At most venues, opposing team fans welcome us. They assume we’re decent because we follow Penn State. They will say, “I cheer for Penn State except when (name of school) plays them.” They will ask about Joe Paterno, like how long he will coach? They will hope he coaches for a long time to come. They will invite us to their tailgate or offer drink, food and even a ride to the game.

They might congratulate us on a win or console us on a loss.

Outright harassment has been rare. We can count our bad fan experiences at away games on one hand, and most of those were at Pittsburgh.

Here’s our top 10 list of college football venues: Penn State, Alabama, Wisconsin, Michigan, Ohio State, Texas, Iowa, Brigham Young, Michigan State and Nebraska, in that order.

We haven’t always won at these venues. But each of our top 10 venues built a memorable fan experience that commands our respect, even a sense of awe. It’s fun to be there. When we win, it’s fantastic, but winning or losing doesn’t define the entire experience.
Beaver Stadium has been called “The Greatest Show in College Football.” It’s true only if the customers agree. It’s easy for a Penn State fan to concur. But will visitors at Penn State agree? Even if they lose? If not, “The Greatest Show” is an empty promise.

As always, I hope Penn State wins any game they play. But I also hope we create a fantastic customer experience. I hope the away team fans leave in awe. I hope they enjoy the best tailgating environment in college football.

I hope we’re the loudest crowd they’ve experienced, that we leave an indelible impression. I hope away team fans have an unforgettable memory of a fantastic college football environment.

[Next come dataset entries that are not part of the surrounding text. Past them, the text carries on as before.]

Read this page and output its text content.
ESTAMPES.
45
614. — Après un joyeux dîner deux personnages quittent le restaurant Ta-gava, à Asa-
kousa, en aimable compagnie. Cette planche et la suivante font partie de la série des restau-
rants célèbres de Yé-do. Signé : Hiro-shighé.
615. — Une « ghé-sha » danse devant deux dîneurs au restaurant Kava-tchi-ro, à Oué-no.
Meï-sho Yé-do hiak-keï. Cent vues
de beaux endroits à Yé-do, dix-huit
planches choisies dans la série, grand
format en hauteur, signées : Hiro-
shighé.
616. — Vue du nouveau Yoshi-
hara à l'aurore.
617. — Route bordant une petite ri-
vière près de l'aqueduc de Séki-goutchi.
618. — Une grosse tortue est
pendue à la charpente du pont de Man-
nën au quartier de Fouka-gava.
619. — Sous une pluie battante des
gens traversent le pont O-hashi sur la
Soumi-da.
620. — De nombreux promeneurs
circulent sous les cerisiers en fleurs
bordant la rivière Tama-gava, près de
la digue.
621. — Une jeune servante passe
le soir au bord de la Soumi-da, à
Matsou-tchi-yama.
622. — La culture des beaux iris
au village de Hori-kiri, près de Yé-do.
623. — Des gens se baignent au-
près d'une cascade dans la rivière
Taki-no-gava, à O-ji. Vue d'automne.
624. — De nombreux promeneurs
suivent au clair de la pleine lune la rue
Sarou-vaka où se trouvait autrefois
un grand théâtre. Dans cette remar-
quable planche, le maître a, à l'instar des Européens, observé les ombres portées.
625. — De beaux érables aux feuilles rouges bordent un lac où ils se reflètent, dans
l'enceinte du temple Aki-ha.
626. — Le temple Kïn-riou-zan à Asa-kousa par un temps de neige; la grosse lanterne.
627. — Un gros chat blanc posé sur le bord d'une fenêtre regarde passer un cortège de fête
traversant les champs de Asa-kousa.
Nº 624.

I hope our visitors return home saying, “It was a tough loss, but Beaver Stadium rocks. Penn State fans are great.” I hope we’re No. 2 on their list of favorite venues, after their own stadium, wherever it is.
The halo effect. It might seem burdensome to treat people with decency and respect, to live up to the legacy of doing college football the right way. But it can be a great deal of fun.